Distribution of estimated question difficulties by domain and labeled difficulty (GPQA-Diamond). Each dot indicates a GPQA-Diamond question’s GLMM-estimated difficulty (i.e., random effect value). Box plots display quartiles and violin plots display estimated density. These estimates show that GPQA-Diamond’s chemistry questions were particularly difficult for the 22 tested LLMs. On the other hand, question difficulty for LLMs has a weak relationship with question-writer-labeled difficulty. This may suggest that humans and the tested LLMs find different questions difficult, and/or could call into question whether writer annotations are accurate even for human difficulty.
GLMMs enable decomposition of the total variance in evaluation results into a between-question component reflecting differences in LLM performance between different questions, and a within-question component reflecting inconsistency in LLM performance on the same question. We use BIG-Bench Hard and Global-MMLU Lite as examples of the utility of such decomposition, illuminating differences between tasks and languages. For instance, a set of tested LLMs scored roughly 83% on average on two BIG-Bench Hard tasks: “Penguins in a Table”, which consists of word problems involving simple tables of data, and “Formal Fallacies”, which asks LLMs to decide whether logical statements are valid or invalid. However, GLMM-derived statistics reveal that the LLM results are more consistent for each individual Table question than for each Formal Fallacies question, while conversely there is more variation in performance between Table questions than between Formal Fallacies questions.
Looking Ahead
NIST AI 800-3 argues that the statistical validity of LLM evaluations benefits from evaluators explicitly adopting a model for analyzing evaluation results and disclosing related assumptions. Generalized linear mixed modeling is one promising approach which could form a foundation for more principled AI evaluation statistics.

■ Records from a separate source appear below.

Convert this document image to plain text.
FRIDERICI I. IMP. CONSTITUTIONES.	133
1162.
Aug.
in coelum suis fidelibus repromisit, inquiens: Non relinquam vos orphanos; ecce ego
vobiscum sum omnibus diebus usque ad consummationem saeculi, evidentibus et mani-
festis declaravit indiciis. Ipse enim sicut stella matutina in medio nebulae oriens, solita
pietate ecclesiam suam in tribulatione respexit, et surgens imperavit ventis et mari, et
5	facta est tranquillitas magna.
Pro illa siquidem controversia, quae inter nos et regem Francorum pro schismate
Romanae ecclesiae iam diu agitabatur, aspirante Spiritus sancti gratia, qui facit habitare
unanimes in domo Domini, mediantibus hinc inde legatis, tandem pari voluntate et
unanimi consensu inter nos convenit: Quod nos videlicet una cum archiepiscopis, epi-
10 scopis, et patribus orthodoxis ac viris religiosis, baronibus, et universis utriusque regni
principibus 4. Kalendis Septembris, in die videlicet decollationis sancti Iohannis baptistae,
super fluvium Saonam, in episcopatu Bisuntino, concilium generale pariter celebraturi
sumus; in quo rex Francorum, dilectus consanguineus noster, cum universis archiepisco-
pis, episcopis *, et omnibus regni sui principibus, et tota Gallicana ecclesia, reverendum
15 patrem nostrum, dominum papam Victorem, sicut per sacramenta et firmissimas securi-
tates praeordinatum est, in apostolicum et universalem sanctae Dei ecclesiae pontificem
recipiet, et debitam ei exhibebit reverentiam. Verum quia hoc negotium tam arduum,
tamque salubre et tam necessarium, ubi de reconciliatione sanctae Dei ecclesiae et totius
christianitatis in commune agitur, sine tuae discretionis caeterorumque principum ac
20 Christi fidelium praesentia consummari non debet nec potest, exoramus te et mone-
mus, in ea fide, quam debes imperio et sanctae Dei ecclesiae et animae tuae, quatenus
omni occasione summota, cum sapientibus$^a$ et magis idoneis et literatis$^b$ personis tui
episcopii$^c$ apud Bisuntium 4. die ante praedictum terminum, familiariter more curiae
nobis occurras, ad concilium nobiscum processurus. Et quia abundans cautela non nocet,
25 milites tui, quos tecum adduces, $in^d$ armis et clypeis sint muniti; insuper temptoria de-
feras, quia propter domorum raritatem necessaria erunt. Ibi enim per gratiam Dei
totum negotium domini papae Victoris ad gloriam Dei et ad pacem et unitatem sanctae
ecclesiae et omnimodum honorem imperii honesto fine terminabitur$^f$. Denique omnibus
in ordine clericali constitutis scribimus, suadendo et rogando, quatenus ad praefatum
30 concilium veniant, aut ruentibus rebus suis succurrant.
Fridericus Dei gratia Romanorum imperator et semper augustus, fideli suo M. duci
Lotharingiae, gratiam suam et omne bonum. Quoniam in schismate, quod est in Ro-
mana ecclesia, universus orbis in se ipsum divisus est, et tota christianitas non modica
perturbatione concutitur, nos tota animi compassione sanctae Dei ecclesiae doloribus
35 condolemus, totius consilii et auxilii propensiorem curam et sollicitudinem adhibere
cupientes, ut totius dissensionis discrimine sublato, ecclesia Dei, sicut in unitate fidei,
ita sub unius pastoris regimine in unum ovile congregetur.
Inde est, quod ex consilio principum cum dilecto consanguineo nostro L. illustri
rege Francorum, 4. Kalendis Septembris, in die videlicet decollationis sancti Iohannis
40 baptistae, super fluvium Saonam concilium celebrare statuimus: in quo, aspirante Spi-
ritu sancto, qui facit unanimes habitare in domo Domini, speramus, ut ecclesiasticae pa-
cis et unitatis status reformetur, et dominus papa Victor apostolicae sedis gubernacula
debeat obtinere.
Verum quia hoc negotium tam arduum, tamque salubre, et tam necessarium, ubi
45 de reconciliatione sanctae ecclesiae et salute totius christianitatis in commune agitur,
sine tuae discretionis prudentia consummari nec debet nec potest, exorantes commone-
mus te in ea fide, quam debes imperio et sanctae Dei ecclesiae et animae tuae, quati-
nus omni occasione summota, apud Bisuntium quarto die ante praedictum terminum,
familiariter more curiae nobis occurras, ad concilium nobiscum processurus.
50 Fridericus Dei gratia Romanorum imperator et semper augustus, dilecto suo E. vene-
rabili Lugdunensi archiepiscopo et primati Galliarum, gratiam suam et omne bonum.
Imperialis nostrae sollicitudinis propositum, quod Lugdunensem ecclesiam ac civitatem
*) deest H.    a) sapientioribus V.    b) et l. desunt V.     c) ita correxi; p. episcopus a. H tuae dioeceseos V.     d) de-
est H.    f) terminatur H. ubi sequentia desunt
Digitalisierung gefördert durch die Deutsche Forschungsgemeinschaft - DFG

Future CAISI and NIST publications will further explore the application of statistical models to AI evaluation. We look forward to engaging with industry and the scientific community as research on this topic continues to develop. Questions and comments can be directed to caisi-metrology [at] nist.gov (caisi-metrology[at]nist[dot]gov).
* The identification of commercial AI systems in this figure and paper does not imply recommendation or endorsement of any product or service by NIST, nor does it imply that the systems identified are necessarily the best available for a purpose.